SYSTEMS THINKING BRINGS NEW MEANING TO PROBLEM SOLVING
Before students in the Master of Arts in Applied Arts and Sciences (MAAS) Systems Thinking course can evaluate problems, they must first shift their thinking to patterns. Students learn to stop breaking down problems into parts and recognize that everything is actually a system.
WHAT IS SYSTEMS THINKING?
The online Systems Thinking course looks at the interaction of all the parts that work together as a complete unit. For example, a family has a teenager who seeks counseling. Mapping out the patterns would show the problem isn’t just one family member. It’s the relational web that’s the problem. If it’s weak or strained, communication breaks down and the family system suffers.
SOLVING REAL-WORLD PROBLEMS WITH SYSTEMS THINKING
Students in the course apply system theory to real-world problems they are dealing with in their own lives.
“They’re each bringing their own real world into it,” says Dr. Courtney Harrington, instructional designer for the course. Student projects have ranged from planning a wedding to fixing a dangerous crosswalk to work-related issues. “It allows students to learn in their context.”
Walter Salek, a senior director of continuous improvement at Plano Synergy from Elmhurst, Ill., completed the Systems Thinking course while working for the Automotive Aftermarket division of Bosch, an automotive supplier.

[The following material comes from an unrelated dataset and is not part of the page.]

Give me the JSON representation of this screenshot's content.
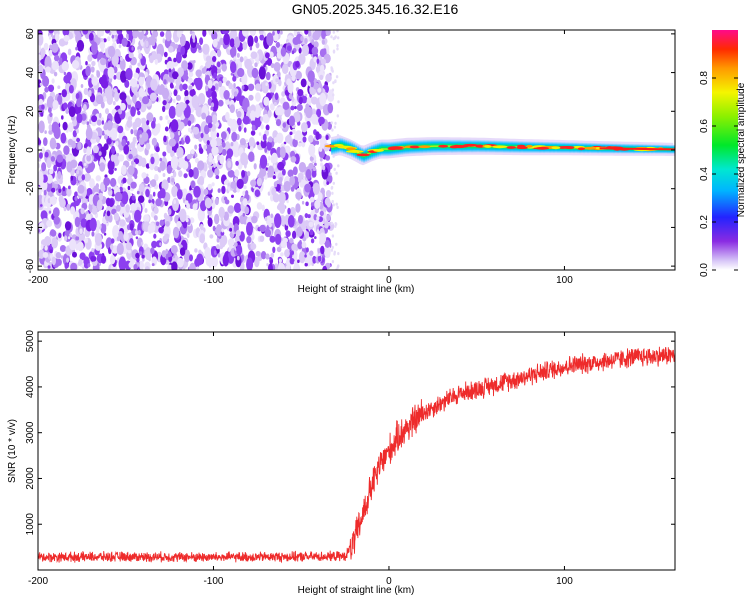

He examined the decision process for selecting repair parts.
“I was curious as to why our parts were selected or not selected for a repair,” he says.
LEARNING TO SEE RELATIONSHIPS
For the course project, students map the patterns of the relationship they are addressing, revealing weaknesses and strengths.
Seeing the map allows students to look for places of potential change within the whole system and make recommendations. Salek’s results showed the factors that influence the purchase decision.
TAKING SYSTEMS THINKING INTO THE FIELD
Salek says he received feedback from other students and the professor throughout his project. Weekly readings, assignments, and discussion forums helped the online students build on their projects each week.
“At Bosch, the results of the project raised more strategic questions and that we had put too much focus on the retailers and not enough on influencing the person who is making the purchase decision,” he says.
Salek now applies the skills he learned in the course to his position at Plano Synergy. The company is trying to increase employee retention rates in one of its plants.
“It’s helped us to prioritize the changes we’re making to our work system,” he says. “Wages are a simple answer, and taking a systems-thinking approach helped us to identify additional factors where we can make changes.”